Leave me out of this... (5.00 / 1) (#15)
by iat on Sat Sep 15th, 2001 at 05:42:23 AM PST
You and the sniveling maggot known as iat

Don't forget, I can delete your account, MFS can't. Please direct your teenage angst at him, not me.


Adequacy.org - love it or leave it.

the wonders of jealousy (5.00 / 1) (#16)
by yami on Sat Sep 15th, 2001 at 02:06:03 PM PST
Sorry, iat, I didn't really mean to drag you into the brewing mess between MFS and myself. But, well, you're his first nemesis, and he hates you more than me.

I'll try and keep my jealousy down to a simmering grudge, and release it only with infrequent snide remarks about the quality and sexual habits of Adequacy's administration.

___
Why should we plant when there are so many mongongo nuts in the world?

 
i don't think i have an enemy either (none / 0) (#6)
by alprazolam on Fri Sep 14th, 2001 at 11:30:35 AM PST
if it makes you feel better. although i think i have managed to antagonize a few people here anyway. strange things happen when you break the news to people that "god" is just a hoax.


 
eh... (5.00 / 1) (#17)
by em on Mon Sep 17th, 2001 at 02:57:13 AM PST
unnatural, genetically modified foods are delicious, and we should eat more of them

No, you unsensitive idiot. *We* don't need to eat any more than we do; it's the *starving people* that need it.

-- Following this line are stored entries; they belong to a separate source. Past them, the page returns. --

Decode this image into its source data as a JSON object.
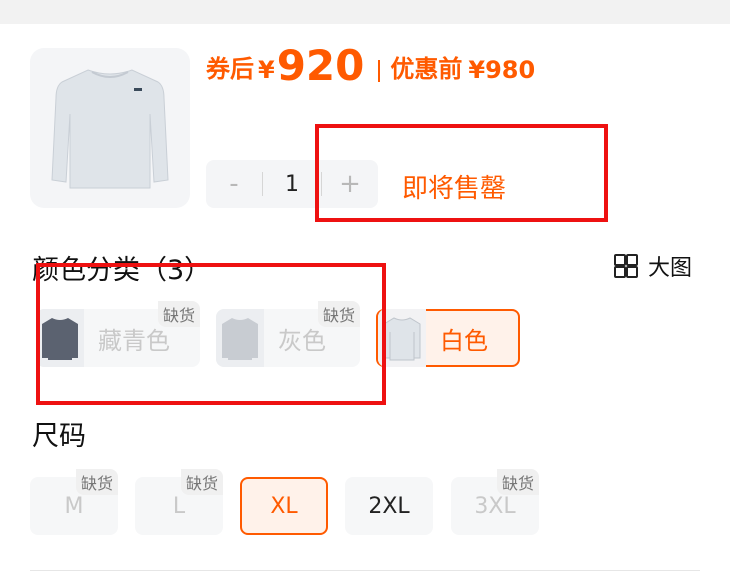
{
  "product": {
    "price_label": "券后",
    "currency": "¥",
    "price": "920",
    "original_label": "优惠前",
    "original_price": "¥980",
    "quantity": "1",
    "minus_label": "-",
    "plus_label": "+",
    "status_text": "即将售罄"
  },
  "color_section": {
    "title": "颜色分类（3）",
    "big_image_label": "大图",
    "options": [
      {
        "name": "藏青色",
        "badge": "缺货",
        "state": "disabled"
      },
      {
        "name": "灰色",
        "badge": "缺货",
        "state": "disabled"
      },
      {
        "name": "白色",
        "badge": "",
        "state": "selected"
      }
    ]
  },
  "size_section": {
    "title": "尺码",
    "options": [
      {
        "name": "M",
        "badge": "缺货",
        "state": "disabled"
      },
      {
        "name": "L",
        "badge": "缺货",
        "state": "disabled"
      },
      {
        "name": "XL",
        "badge": "",
        "state": "selected"
      },
      {
        "name": "2XL",
        "badge": "",
        "state": "available"
      },
      {
        "name": "3XL",
        "badge": "缺货",
        "state": "disabled"
      }
    ]
  },
  "colors": {
    "accent": "#ff5a00",
    "annotation": "#ee1111"
  }
}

aborted human babies would make great subjects for many biology experiments, and are probably also delicious

It is more cost efficient to let them be born and gain some weight before consumption. Your idea is horribly wasteful, but given your previous idea, what were we to expect?

Also, I object to your calling a foetus a "baby".

Hello Kitty appears on some pretty cute products that I might genuinely enjoy owning, if I had extra money

Nonsense. A Hello Kitty paper shredder can be had for $18.

those who voted for Gore should be kicking themselves right now, since they lost the election for Nader

Don't be ridiculous. Nader, president? Haha.

Even the original Star Wars movies weren't all that great

Whoa. Stop press. What's next, you're going to discover that anime is actually *not* fine art?

there's still some hope for Esperanto

Esperanto? You must be kidding.

Anyway, the language of the future is Tok Pisin.
--em
Associate Editor, Adequacy.org


18 money! (none / 0) (#18)
by yami on Mon Sep 17th, 2001 at 03:48:45 PM PST
I assume you're talking about 18 US money here; where I live, this would be 144 money, and if you went to Turkey it would cost a whopping 27,360,000 money. Any idiot can see that these are big numbers. If you have 27,360,000 spare money, please buy me a Hello Kitty paper shredder. I don't have that many numbers in my pocket.

___
Why should we plant when there are so many mongongo nuts in the world?